Outre le Conseil de fondation, la structure de la maison des associations est composée du Comité de locataires et de la plateforme des utilisateurs de la Maison, structures fondamentales à l'expression des associations. Sans oublier les partenaires de la Fondation, dont la collaboration est étroitement liée au bon déroulement du projet.

Finalisation du projet

Depuis le départ du chantier de la Maison des associations, bien de l’eau a coulé sous les ponts. Ce projet a nécessité un travail de titan pour le réaliser.

Que ce soit dans les négociations avec les propriétaires pour l’acquisition des bâtiments ou avec les politiques, il a fallu continuellement faire face, à ce que certains perçoivent comme un manque de crédibilité du monde associatif.

Venant de la part des milieux économiques l’inquiétude était peut-être compréhensible, mais de la part de politiques élus et propulsés par le monde associatif, il est juste de se poser quelques questions.

Il a fallu beaucoup de patience et de persévérance pour que finalement on octroie un droit de superficie des deux principaux immeubles à la Fondation pour l’expression associative. Le débat a été long et trop souvent des réflexions critiques ont été formulées à l’égard des associations sans tenir compte de leur réalité.

Actuellement, la Maison est déjà à moitié réalisée et 54 associations ont pris place dans ses murs.
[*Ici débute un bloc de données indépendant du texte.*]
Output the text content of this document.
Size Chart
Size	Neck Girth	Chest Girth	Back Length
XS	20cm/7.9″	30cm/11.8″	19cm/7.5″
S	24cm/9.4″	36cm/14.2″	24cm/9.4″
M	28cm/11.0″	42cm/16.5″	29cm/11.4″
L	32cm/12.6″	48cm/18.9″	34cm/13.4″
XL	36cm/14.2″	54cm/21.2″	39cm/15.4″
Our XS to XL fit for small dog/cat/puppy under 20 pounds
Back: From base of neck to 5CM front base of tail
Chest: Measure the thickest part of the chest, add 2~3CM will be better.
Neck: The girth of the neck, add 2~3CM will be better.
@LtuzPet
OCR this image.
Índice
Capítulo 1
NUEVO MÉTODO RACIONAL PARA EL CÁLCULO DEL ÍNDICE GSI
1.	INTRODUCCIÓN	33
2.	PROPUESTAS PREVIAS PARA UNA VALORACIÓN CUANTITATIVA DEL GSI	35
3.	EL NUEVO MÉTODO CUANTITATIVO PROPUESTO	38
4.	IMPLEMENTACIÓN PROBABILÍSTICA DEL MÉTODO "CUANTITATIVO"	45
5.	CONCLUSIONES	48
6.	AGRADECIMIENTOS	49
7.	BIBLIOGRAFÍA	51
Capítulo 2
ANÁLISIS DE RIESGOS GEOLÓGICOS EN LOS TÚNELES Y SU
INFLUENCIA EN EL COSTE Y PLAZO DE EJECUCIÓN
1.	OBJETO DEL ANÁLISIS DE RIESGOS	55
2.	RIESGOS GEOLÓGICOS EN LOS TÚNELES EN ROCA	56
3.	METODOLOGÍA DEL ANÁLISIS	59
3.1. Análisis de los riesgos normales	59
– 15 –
Ce qui  manque encore est l’aménagement des salles principales et d’un restaurant associatif.

D'autre part, la dernière partie des bâtiments nécessaires au projet n'est toujours pas acquise. En effet, sans le rez-de-chaussée et le premier étage de l'immeuble 11-17 Savoises, nous ne pourrons pas avoir des arcades, l'entrée principale et le restaurant associatif.

La situation est délicate car une promesse d'achat a été signée qui engage la Fondation pour l'expression associative jusqu'à fin mai 2000.

Il faut souligner en passant le courage des membres du Conseil de Fondation d'avoir pris de tels enjeux financiers en signant des engagements sans forcement avoir les fonds afin de mettre sur pied cette Maison des associations à Genève.

Crise?

Les négociations n'ont pas cessé depuis le départ du projet en 1996 et dans cette phase finale certains politiques font la fine bouche, d'autres sont exacerbés par la pression qui est exercée sur eux pour finaliser le projet.

Dans cette dernière ligne droite, nous constatons que les efforts se font dans des directions différentes, voire opposées. 

La difficulté actuelle du monde associatif est de faire comprendre qu'il est déplacé de faire une «OPA» sur cette maison en échange de moyens pour obtenir les derniers locaux et de fonds nécessaires pour finaliser l'opération.

Un projet de ce type ne peut exister à long terme que si le monde associatif le gère indépendamment et a les moyens de le faire vivre. L’Etat doit  venir en partenaire et non pas en tuteur.

L'indépendance politique est nécessaire à l'essor des réflexions qui vont se concrétiser à l'intérieur de ces murs.

L'enjeu est de taille pour les associations, les représentants de la Fondation qui gère le projet, les politiques et les collectivités publiques.

Un équilibre doit être trouvé qui garantit l'autonomie du projet tout en rassurant les collectivités publiques.

La main mise qui se prépare et les coups de hache donnés par certains n'est pas acceptable. La Fondation doit absolument consolider le pont entre le social et le monde politique.